<h1>SARS-nCoV-2 in Romania</h1>


I added my dataset on daily county-level confirmed cases for Romania.  

## Load packages

We will use mostly Plotly and Folium for visualization.

In [None]:
import numpy as np 
import pandas as pd
import os
import matplotlib.pyplot as plt
import seaborn as sns 
import datetime as dt
%matplotlib inline
import datetime as dt
import plotly.graph_objs as go
import plotly.figure_factory as ff
from plotly import tools
from plotly.offline import download_plotlyjs, init_notebook_mode, plot, iplot
from shapely.geometry import shape, Point, Polygon
import folium
from folium.plugins import HeatMap, HeatMapWithTime
init_notebook_mode(connected=True)

# Load and process the data

There is only one file in the dataset, updated daily.


## Cumulative data

We glimpse the data, looking to shape of the data and some samples from the head and tail of the dataset.

In [None]:
county_data_df = pd.read_csv("/kaggle/input/covid19-romania-county-level/ro_covid_19_time_series.csv")
country_data_df = pd.read_csv("/kaggle/input/covid19-romania-county-level/ro_covid_19_country_data_time_series.csv")

In [None]:
county_data_df.shape

In [None]:
county_data_df.head()

In [None]:
country_data_df.shape

In [None]:
country_data_df.head()

In [None]:
country_data_df.tail()

Let's fix the issue with *2020-06-04*. The data is missing. We will just fill in the average of the days before and after.

In [None]:
for feature in ['ati', 'quarantine', 'isolation', 'tests', 'confirmed', 'recovered', 'deaths']:
    country_data_df.loc[country_data_df.date=="2020-06-04",feature] = \
    int((country_data_df.loc[country_data_df.date=="2020-06-05", feature].values[0] +\
         country_data_df.loc[country_data_df.date=="2020-06-03", feature].values[0])/2)

Let's fix the issue with 2020-06-26. The data is missing.
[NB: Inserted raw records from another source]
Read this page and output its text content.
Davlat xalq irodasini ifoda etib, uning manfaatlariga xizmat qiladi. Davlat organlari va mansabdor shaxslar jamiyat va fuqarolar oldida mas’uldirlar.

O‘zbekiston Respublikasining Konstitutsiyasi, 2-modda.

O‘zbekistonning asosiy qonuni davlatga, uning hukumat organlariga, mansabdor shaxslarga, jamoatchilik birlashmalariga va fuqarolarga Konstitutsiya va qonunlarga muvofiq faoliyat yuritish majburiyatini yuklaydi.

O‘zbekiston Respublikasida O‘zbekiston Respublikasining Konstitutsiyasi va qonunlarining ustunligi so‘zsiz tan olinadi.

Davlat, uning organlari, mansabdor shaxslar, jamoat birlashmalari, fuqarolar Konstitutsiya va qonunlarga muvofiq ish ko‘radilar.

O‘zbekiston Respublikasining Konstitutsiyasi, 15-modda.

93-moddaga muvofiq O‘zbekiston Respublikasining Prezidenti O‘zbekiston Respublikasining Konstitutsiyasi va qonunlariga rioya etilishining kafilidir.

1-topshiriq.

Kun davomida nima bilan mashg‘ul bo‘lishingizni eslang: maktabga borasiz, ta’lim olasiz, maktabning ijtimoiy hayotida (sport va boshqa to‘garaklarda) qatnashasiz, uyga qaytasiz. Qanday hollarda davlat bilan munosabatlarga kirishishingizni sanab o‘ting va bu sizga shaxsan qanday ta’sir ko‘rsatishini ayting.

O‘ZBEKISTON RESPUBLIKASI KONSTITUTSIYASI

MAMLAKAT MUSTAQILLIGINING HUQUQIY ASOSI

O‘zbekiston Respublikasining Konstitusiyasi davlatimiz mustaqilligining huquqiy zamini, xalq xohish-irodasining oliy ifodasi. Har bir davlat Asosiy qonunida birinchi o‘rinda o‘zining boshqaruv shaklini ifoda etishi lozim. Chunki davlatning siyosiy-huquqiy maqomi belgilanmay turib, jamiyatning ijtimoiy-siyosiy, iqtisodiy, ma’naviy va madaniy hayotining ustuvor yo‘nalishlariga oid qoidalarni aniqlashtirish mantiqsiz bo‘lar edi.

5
We will just fill in the average of the days before and after.

In [None]:
for feature in ['ati', 'quarantine', 'isolation', 'tests', 'confirmed', 'recovered', 'deaths']:
    country_data_df.loc[country_data_df.date=="2020-06-26",feature] = \
    int((country_data_df.loc[country_data_df.date=="2020-06-25", feature].values[0] +\
         country_data_df.loc[country_data_df.date=="2020-06-27", feature].values[0])/2)

Let's fix the issue for 2020-06-29.

In [None]:
for feature in ['ati', 'quarantine', 'isolation', 'tests', 'confirmed', 'recovered', 'deaths']:
    country_data_df.loc[country_data_df.date=="2020-06-29",feature] = \
    int((country_data_df.loc[country_data_df.date=="2020-06-28", feature].values[0] +\
         country_data_df.loc[country_data_df.date=="2020-06-30", feature].values[0])/2)

In [None]:
country_data_df.tail()

Convert the string storing the date to an actual date.

In [None]:
country_data_df['date'] = country_data_df['date'].apply(lambda x: dt.datetime.strptime(x, "%Y-%m-%d"))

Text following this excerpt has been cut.